Memoria e Futuro

Gli occhi della madre

di Marco Di Salvo 8 Aprile 2025

Le vicende di due delitti avvenuti nell’ultima settimana portano alla luce il ruolo delle madri degli autori degli stessi, come figure rilevanti e, forse, specchio di un perverso rapporto genitoriale, almeno  in termini di eccesso di protezione.

Di per sé, quello del ruolo delle madri degli autori di femminicidio in Italia rappresenta un tema complesso e doloroso, che interseca dinamiche familiari, culturali e giuridiche. In contesti di violenza di genere, queste figure possono emergere come complici passive, protettrici inconsapevoli o persino come vittime di un sistema patriarcale radicato.

Il caso di Terni o, più in piccolo, quello di Messina (nel quale la madre, pur non partecipando attivamente all’occultamento del cadavere come nel primo caso, si precipita da una città all’altra della Sicilia appena chiamata dal figlio in evidente, ma non esplicitata nella sua gravità, crisi personale)  sollevano interrogativi sul ruolo attivo di alcune madri nel proteggere i figli autori di crimini, spesso giustificandoli o minimizzando le loro azioni.

Le radici di tali comportamenti affondano probabilmente in quella cultura patriarcale che, oltre a normalizzare la violenza contro le donne e legittimare il controllo maschile, rende proprio le donne vessillifere di questi valori e prime a rivendicare il loro ruolo di protettrici del (dis)ordine costituito. In questi contesto, alcune madri interiorizzano stereotipi di genere, riproducendo e trasmettendo ai figli modelli relazionali tossici.

Spesso le madri degli autori di femminicidi agiscono mosse da un istinto di protezione distorto, occultando e negando a se stesse la gravità delle azioni dei figli. Questo diniego può derivare da un senso di colpa (“dove ho sbagliato?”) o dalla paura dello stigma sociale. In alcuni casi, come sottolineato dall’Osservatorio sulla violenza contro le donne, l’inerzia delle istituzioni nel contrastare la violenza domestica contribuisce a normalizzare comportamenti aggressivi, creando un circolo vizioso in cui le famiglie si sentono autorizzate a coprire i crimini .

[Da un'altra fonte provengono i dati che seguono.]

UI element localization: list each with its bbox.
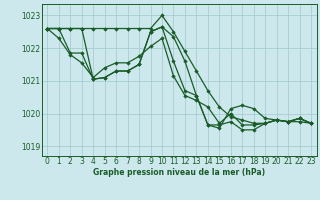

 La giurisprudenza della Corte Europea dei Diritti Umani ha più volte condannato l’Italia per la mancata protezione delle vittime di violenza domestica, evidenziando ritardi nell’adozione di misure efficaci e valutazioni superficiali del rischio. Questo fallimento sistemico può influenzare anche le madri degli aggressori, che, in assenza di un supporto istituzionale, scelgono di proteggere i figli anziché denunciarli. La mancata formazione degli operatori sociali e giudiziari aggrava il problema, lasciando le famiglie sole ad affrontare situazioni estreme.

Di certo, queste ultime vicende, come altri casi in passato, dimostrano come spesso siano proprio le madri degli autori di femminicidi a essere vittime (secondarie) delle contraddizioni di un Paese in cui il patriarcato resiste, anche se non soprattutto, grazie a loro.